Ils sont plus âgés, mais restent une force avec laquelle il faut compter. Et pourtant, les quinquagénaires et sexagénaires sont traités en parent pauvre par les marketeurs et spécialistes en communication, estime Filip Lemaitre de la plate-forme de recherche et consultance The Silver Ones.

Les stratégies actuelles de marketing et de communication sont axées sur les trentenaires et les quadragénaires, affirme Filip Lemaitre, lui-même dans la cinquantaine. Il a fondé la plate-forme de recherche et de consultance The Silver Ones, qui conseille les entreprises sur la manière de s’adresser aux quinquagénaires et aux sexagénaires. Il déplore la manière dont les marketeurs et les experts en communication traitent ce groupe. “À partir de 55 ans, vous avez droit au ‘marketing gériatrique’, comme je l’appelle. Vous recevez des offres pour des voyages à Benidorm, des appareils auditifs, des produits pour incontinence et des vélos électriques. Cette dernière proposition est sans doute la seule qui tienne la route. Les quinquagénaires et les sexagénaires ne se sentent pas l’âme de seniors et ne veulent pas être traités comme tels. Et pourtant, cela arrive tous les jours. Cette approche est mauvaise et dépassée.”

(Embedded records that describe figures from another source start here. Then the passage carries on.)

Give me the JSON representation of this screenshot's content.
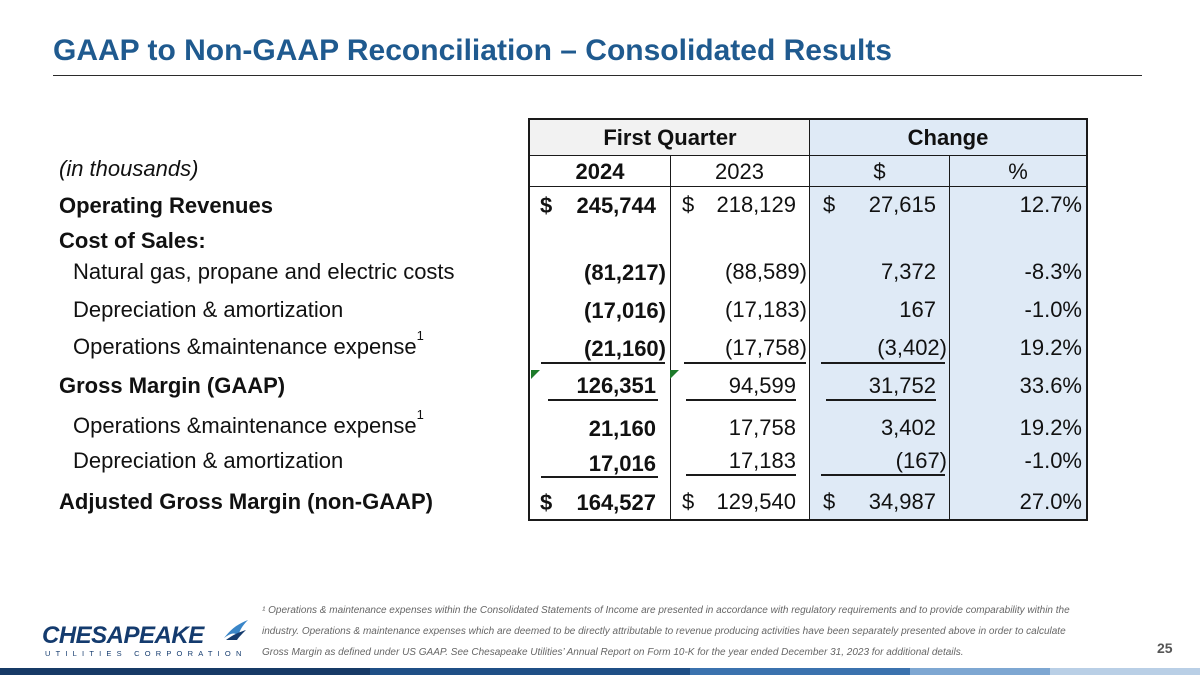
{
  "title": "GAAP to Non-GAAP Reconciliation – Consolidated Results",
  "table": {
    "header": {
      "first_quarter": "First Quarter",
      "change": "Change"
    },
    "subheader": {
      "y2024": "2024",
      "y2023": "2023",
      "dollar": "$",
      "percent": "%"
    },
    "units_note": "(in thousands)",
    "dollar_sign": "$",
    "rows": [
      {
        "label": "Operating Revenues",
        "v2024": "245,744",
        "v2023": "218,129",
        "change_d": "27,615",
        "change_p": "12.7%"
      },
      {
        "label": "Cost of Sales:"
      },
      {
        "label": "Natural gas, propane and electric costs",
        "v2024": "(81,217)",
        "v2023": "(88,589)",
        "change_d": "7,372",
        "change_p": "-8.3%"
      },
      {
        "label": "Depreciation & amortization",
        "v2024": "(17,016)",
        "v2023": "(17,183)",
        "change_d": "167",
        "change_p": "-1.0%"
      },
      {
        "label": "Operations &maintenance expense",
        "sup": "1",
        "v2024": "(21,160)",
        "v2023": "(17,758)",
        "change_d": "(3,402)",
        "change_p": "19.2%"
      },
      {
        "label": "Gross Margin (GAAP)",
        "v2024": "126,351",
        "v2023": "94,599",
        "change_d": "31,752",
        "change_p": "33.6%"
      },
      {
        "label": "Operations &maintenance expense",
        "sup": "1",
        "v2024": "21,160",
        "v2023": "17,758",
        "change_d": "3,402",
        "change_p": "19.2%"
      },
      {
        "label": "Depreciation & amortization",
        "v2024": "17,016",
        "v2023": "17,183",
        "change_d": "(167)",
        "change_p": "-1.0%"
      },
      {
        "label": "Adjusted Gross Margin (non-GAAP)",
        "v2024": "164,527",
        "v2023": "129,540",
        "change_d": "34,987",
        "change_p": "27.0%"
      }
    ]
  },
  "footnote": "¹ Operations & maintenance expenses within the Consolidated Statements of Income are presented in accordance with regulatory requirements and to provide comparability within the industry. Operations & maintenance expenses which are deemed to be directly attributable to revenue producing activities have been separately presented above in order to calculate Gross Margin as defined under US GAAP. See Chesapeake Utilities’ Annual Report on Form 10-K for the year ended December 31, 2023 for additional details.",
  "logo": {
    "name": "CHESAPEAKE",
    "tagline": "UTILITIES CORPORATION"
  },
  "page_number": "25",
  "colors": {
    "title": "#1f5a8f",
    "change_shade": "#dfeaf6",
    "logo": "#143b6e"
  }
}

Les quinquagénaires et sexagénaires d’aujourd’hui sont-ils donc si différents de ceux d’hier ?

Absolument. Le célèbre skater Tony Hawk approche de la cinquantaine. Flea, le bassiste des Red Hot Chili Peppers, a 55 ans. Il est inconcevable de communiquer avec cette génération de la même manière qu’avant. Ces personnes ne se sentent pas vieilles ou refusent carrément de vieillir. Si on leur fait comprendre dans une communication qu’elles ne sont plus toutes jeunes, elles décrochent. Le cycle de vie comprend désormais une phase supplémentaire, aux contours encore flous. J’appelle ses représentants les ‘silver ones’.

Qu’est-ce qui les caractérise ?

C’est précisément la question que tout le monde devrait se poser, y compris dans le retail. Il y a encore beaucoup de choses à apprendre à leur sujet. Une question essentielle à cet égard est : quelle jeunesse ont-ils eue ? C’est à cette période que la plupart des préférences culturelles et éthiques se forment. Par exemple : ils n’ont pas connu la dance électro et les mégadiscothèques des années 80. Tomorrowland, ça les dépasse complètement. Ils ne côtoient pas ce genre d’endroit. Ceci mis à part, et là je vais généraliser, il y a de grandes chances que leur hypothèque soit remboursée, que les enfants aient quitté le nid et que leur pouvoir d’achat soit relativement élevé.

Ce marché recèle donc un beau potentiel pour les entreprises.

Effectivement. Il y a de bonnes affaires à faire pour quiconque fait l’effort de comprendre ce consommateur. Un petit exemple : au sein des couples mariés, l’homme est en général trois à quatre ans plus âgé que son épouse. Cela signifie qu’il prend sa retraite trois ou quatre ans avant elle, et qu’il joue dès lors un rôle plus important dans le ménage. Les distributeurs ne doivent donc plus vendre de produit de lessive à la femme mais à l’homme de la maison. Mais combien de retailers en tiennent compte ? Ce groupe se développe et ses dépenses augmentent. Nous parlons à présent des baby-boomers, mais d’ici dix ans, ce sera au tour de la Génération X d’entrer dans cette phase.

Privilégient-ils davantage la qualité que les autres catégories de consommateurs ?

Ils sont plus critiques vis-à-vis de la qualité. Mais je préfère me montrer prudent quant à la richesse des quinquagénaires et des sexagénaires. Une grande partie de leur patrimoine est investie dans l’immobilier. Cette richesse est aussi très inégalement répartie. Nombre d’entre eux surveillent leurs dépenses. Le prix reste dès lors un paramètre important. Mais c’est une réalité que ce sont plutôt les quadragénaires et les quinquagénaires qui s’achètent une Tesla, et non les jeunes dans la vingtaine ou la trentaine qui ne peuvent qu’en rêver.

Quelle est leur position vis-à-vis de l’e-commerce ?

Ils n’ont pas grandi avec les ordinateurs, ce qui les différencie clairement des autres générations, mais ils ont conscience de leurs avantages. Plus de la moitié des quinquagénaires shoppent en ligne, même si le gros des Belges privilégient toujours le supermarché physique. L’e-commerce est un important outil pour les personnes plus âgées qui souhaitent continuer à vivre de manière autonome lorsque leur mobilité diminue. C’est très important pour elles. Elles ne sont que 1 % – un pour cent ! – à vouloir finir en maison de retraite. La possibilité d’effectuer leurs courses en ligne et de les faire livrer à domicile leur permet de conserver plus longtemps leur indépendance.